The project focused on a copper protein (azurin for Pseudomonas Aeruginosa) and two iron-sulfur proteins (rubredoxin from Clostridium Pasteurianum and from Pyrococcus Furiosus). The calculations were carried out at Idris Centre in Paris and at CINECA in Bologna with the codes CPMD [www.cpmd.org] and CP2K [cp2k.berlios.de]. The full ab initio (mixed Gaussian and Plane Waves) CP2K calculations performed on rubredoxin, which represented the most expensive part of our study, took explicitly into account the entire protein, 700 water molecules, and 9 counter ions, for a total of 2825 atoms (the Gaussian basis set for the wave functions included 11334 primitives). For this system, each electronic wave function optimization required 4.5 hours on 128 processors of the IBM-SP4 at the Idris Centre. To have reliably converged quantities, hundreds of such calculations were required.

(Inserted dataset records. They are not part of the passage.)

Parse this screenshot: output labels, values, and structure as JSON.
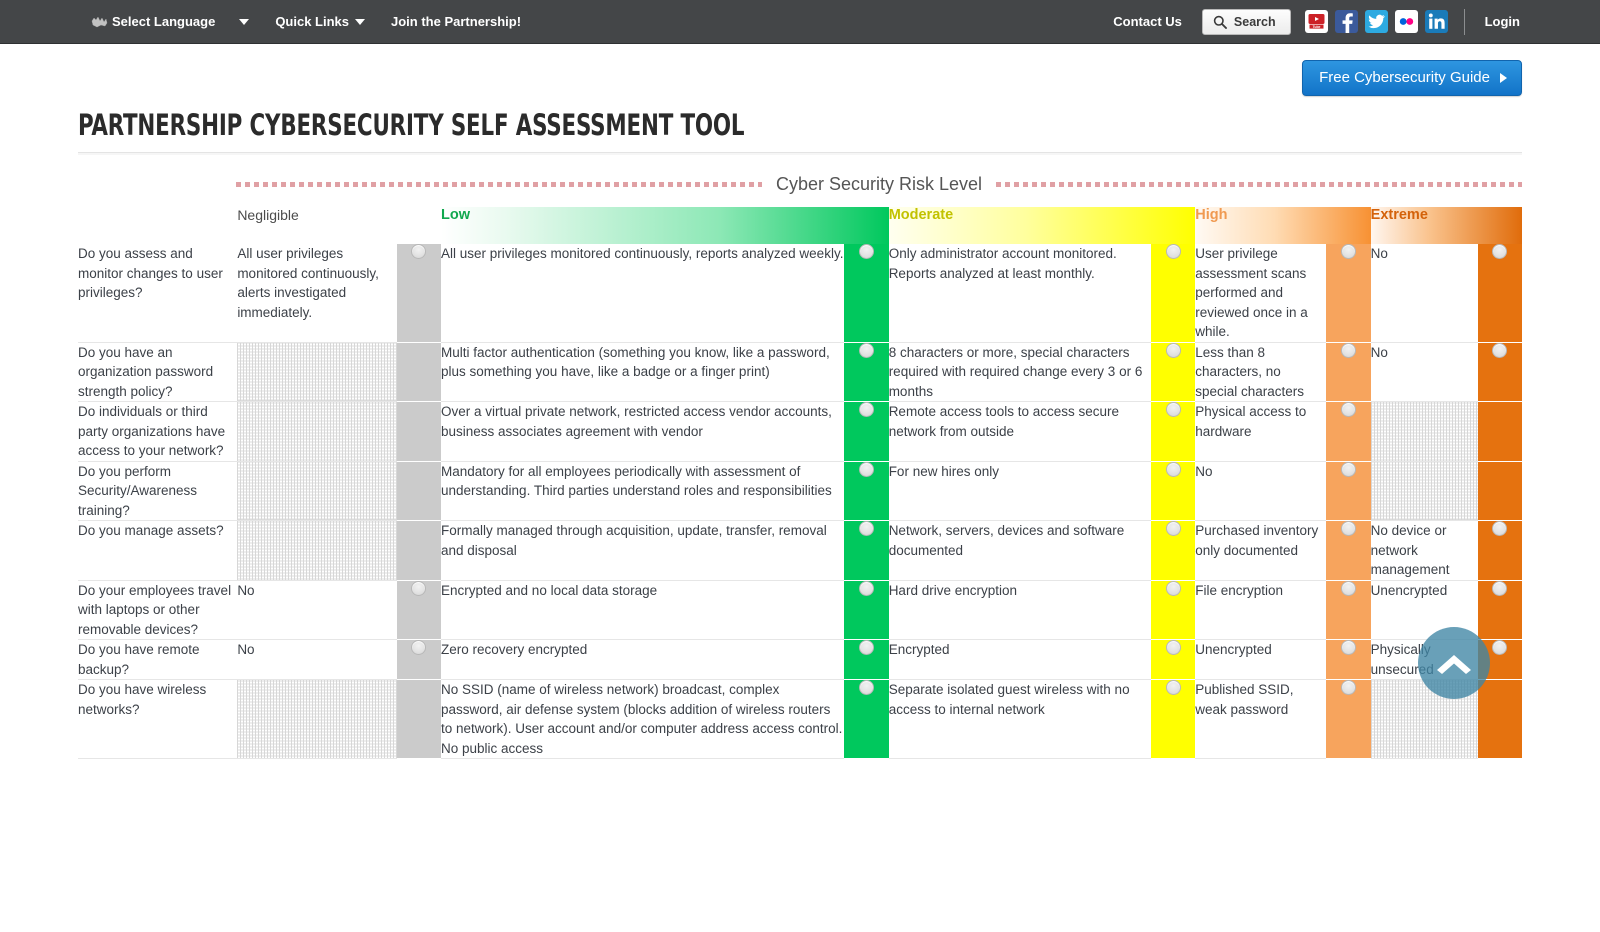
{
  "topnav": {
    "select_language": "Select Language",
    "quick_links": "Quick Links",
    "join": "Join the Partnership!",
    "contact_us": "Contact Us",
    "search": "Search",
    "login": "Login",
    "social": [
      {
        "name": "youtube-icon",
        "label": "YouTube",
        "color": "#ffffff"
      },
      {
        "name": "facebook-icon",
        "label": "Facebook",
        "color": "#3b5a9b"
      },
      {
        "name": "twitter-icon",
        "label": "Twitter",
        "color": "#2daae1"
      },
      {
        "name": "flickr-icon",
        "label": "Flickr",
        "color": "#ffffff"
      },
      {
        "name": "linkedin-icon",
        "label": "LinkedIn",
        "color": "#1a7bb9"
      }
    ]
  },
  "header": {
    "guide_button": "Free Cybersecurity Guide",
    "page_title": "Partnership Cybersecurity Self Assessment Tool"
  },
  "risk_banner": {
    "label": "Cyber Security Risk Level"
  },
  "columns": {
    "negligible": "Negligible",
    "low": "Low",
    "moderate": "Moderate",
    "high": "High",
    "extreme": "Extreme"
  },
  "colors": {
    "negligible_strip": "#cbcbcb",
    "low_strip": "#00c85d",
    "moderate_strip": "#ffff00",
    "high_strip": "#f7a45d",
    "extreme_strip": "#e5720f",
    "accent_blue": "#1273c8",
    "nav_background": "#444648",
    "dotted_rule": "#e0a0a4",
    "scroll_top": "#3f85a4"
  },
  "rows": [
    {
      "question": "Do you assess and monitor changes to user privileges?",
      "negligible": "All user privileges monitored continuously, alerts investigated immediately.",
      "negligible_disabled": false,
      "low": "All user privileges monitored continuously, reports analyzed weekly.",
      "low_disabled": false,
      "moderate": "Only administrator account monitored. Reports analyzed at least monthly.",
      "moderate_disabled": false,
      "high": "User privilege assessment scans performed and reviewed once in a while.",
      "high_disabled": false,
      "extreme": "No",
      "extreme_disabled": false
    },
    {
      "question": "Do you have an organization password strength policy?",
      "negligible": "",
      "negligible_disabled": true,
      "low": "Multi factor authentication (something you know, like a password, plus something you have, like a badge or a finger print)",
      "low_disabled": false,
      "moderate": "8 characters or more, special characters required with required change every 3 or 6 months",
      "moderate_disabled": false,
      "high": "Less than 8 characters, no special characters",
      "high_disabled": false,
      "extreme": "No",
      "extreme_disabled": false
    },
    {
      "question": "Do individuals or third party organizations have access to your network?",
      "negligible": "",
      "negligible_disabled": true,
      "low": "Over a virtual private network, restricted access vendor accounts, business associates agreement with vendor",
      "low_disabled": false,
      "moderate": "Remote access tools to access secure network from outside",
      "moderate_disabled": false,
      "high": "Physical access to hardware",
      "high_disabled": false,
      "extreme": "",
      "extreme_disabled": true
    },
    {
      "question": "Do you perform Security/Awareness training?",
      "negligible": "",
      "negligible_disabled": true,
      "low": "Mandatory for all employees periodically with assessment of understanding. Third parties understand roles and responsibilities",
      "low_disabled": false,
      "moderate": "For new hires only",
      "moderate_disabled": false,
      "high": "No",
      "high_disabled": false,
      "extreme": "",
      "extreme_disabled": true
    },
    {
      "question": "Do you manage assets?",
      "negligible": "",
      "negligible_disabled": true,
      "low": "Formally managed through acquisition, update, transfer, removal and disposal",
      "low_disabled": false,
      "moderate": "Network, servers, devices and software documented",
      "moderate_disabled": false,
      "high": "Purchased inventory only documented",
      "high_disabled": false,
      "extreme": "No device or network management",
      "extreme_disabled": false
    },
    {
      "question": "Do your employees travel with laptops or other removable devices?",
      "negligible": "No",
      "negligible_disabled": false,
      "low": "Encrypted and no local data storage",
      "low_disabled": false,
      "moderate": "Hard drive encryption",
      "moderate_disabled": false,
      "high": "File encryption",
      "high_disabled": false,
      "extreme": "Unencrypted",
      "extreme_disabled": false
    },
    {
      "question": "Do you have remote backup?",
      "negligible": "No",
      "negligible_disabled": false,
      "low": "Zero recovery encrypted",
      "low_disabled": false,
      "moderate": "Encrypted",
      "moderate_disabled": false,
      "high": "Unencrypted",
      "high_disabled": false,
      "extreme": "Physically unsecured",
      "extreme_disabled": false
    },
    {
      "question": "Do you have wireless networks?",
      "negligible": "",
      "negligible_disabled": true,
      "low": "No SSID (name of wireless network) broadcast, complex password, air defense system (blocks addition of wireless routers to network). User account and/or computer address access control. No public access",
      "low_disabled": false,
      "moderate": "Separate isolated guest wireless with no access to internal network",
      "moderate_disabled": false,
      "high": "Published SSID, weak password",
      "high_disabled": false,
      "extreme": "",
      "extreme_disabled": true
    }
  ]
}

The study of the BET project team shows that full ab initio calculations on bio-molecules at physiological conditions are now possible by exploiting modern quantum chemistry protocols and today’s large-scale supercomputing facilities, like those made available through the DEISA initiative, effectively .

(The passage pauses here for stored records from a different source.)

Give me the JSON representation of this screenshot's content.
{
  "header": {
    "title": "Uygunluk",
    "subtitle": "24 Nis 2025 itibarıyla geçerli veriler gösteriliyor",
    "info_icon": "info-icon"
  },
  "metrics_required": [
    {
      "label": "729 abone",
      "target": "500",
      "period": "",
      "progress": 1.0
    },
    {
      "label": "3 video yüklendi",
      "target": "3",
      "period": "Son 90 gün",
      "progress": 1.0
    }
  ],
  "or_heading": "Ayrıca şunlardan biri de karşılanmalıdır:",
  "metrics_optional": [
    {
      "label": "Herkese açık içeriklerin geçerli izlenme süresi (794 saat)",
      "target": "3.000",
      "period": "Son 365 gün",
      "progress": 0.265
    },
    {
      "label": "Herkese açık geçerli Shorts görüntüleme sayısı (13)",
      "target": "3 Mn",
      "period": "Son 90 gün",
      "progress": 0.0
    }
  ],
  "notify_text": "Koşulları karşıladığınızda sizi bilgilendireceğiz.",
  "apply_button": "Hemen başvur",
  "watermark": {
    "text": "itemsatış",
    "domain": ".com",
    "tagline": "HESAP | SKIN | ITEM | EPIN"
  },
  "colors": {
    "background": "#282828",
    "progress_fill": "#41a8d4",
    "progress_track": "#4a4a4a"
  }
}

Isosurface enclosing the 95% of the total spin density (difference of the up and down electron densities) in the oxidized form of the rubredoxin from Clostridium Pasteurianum. The iron center is represented by a green sphere, whereas the four sulphur ligands (four cysteines) are drawn as yellow spheres. All of the other atoms are represented as colored sticks (carbon: cyan; oxygen: red; nitrogen: blue; hydrogen: grey). The ab initio (DFT) calculation of the electronic wave function explicitly took into account all of the atoms and their valence electrons (included those of the solvent and of the counterions which are not show for sake of clarity) were explicitly taken into account at ab initio (DFT) calculation of the electronic wave function.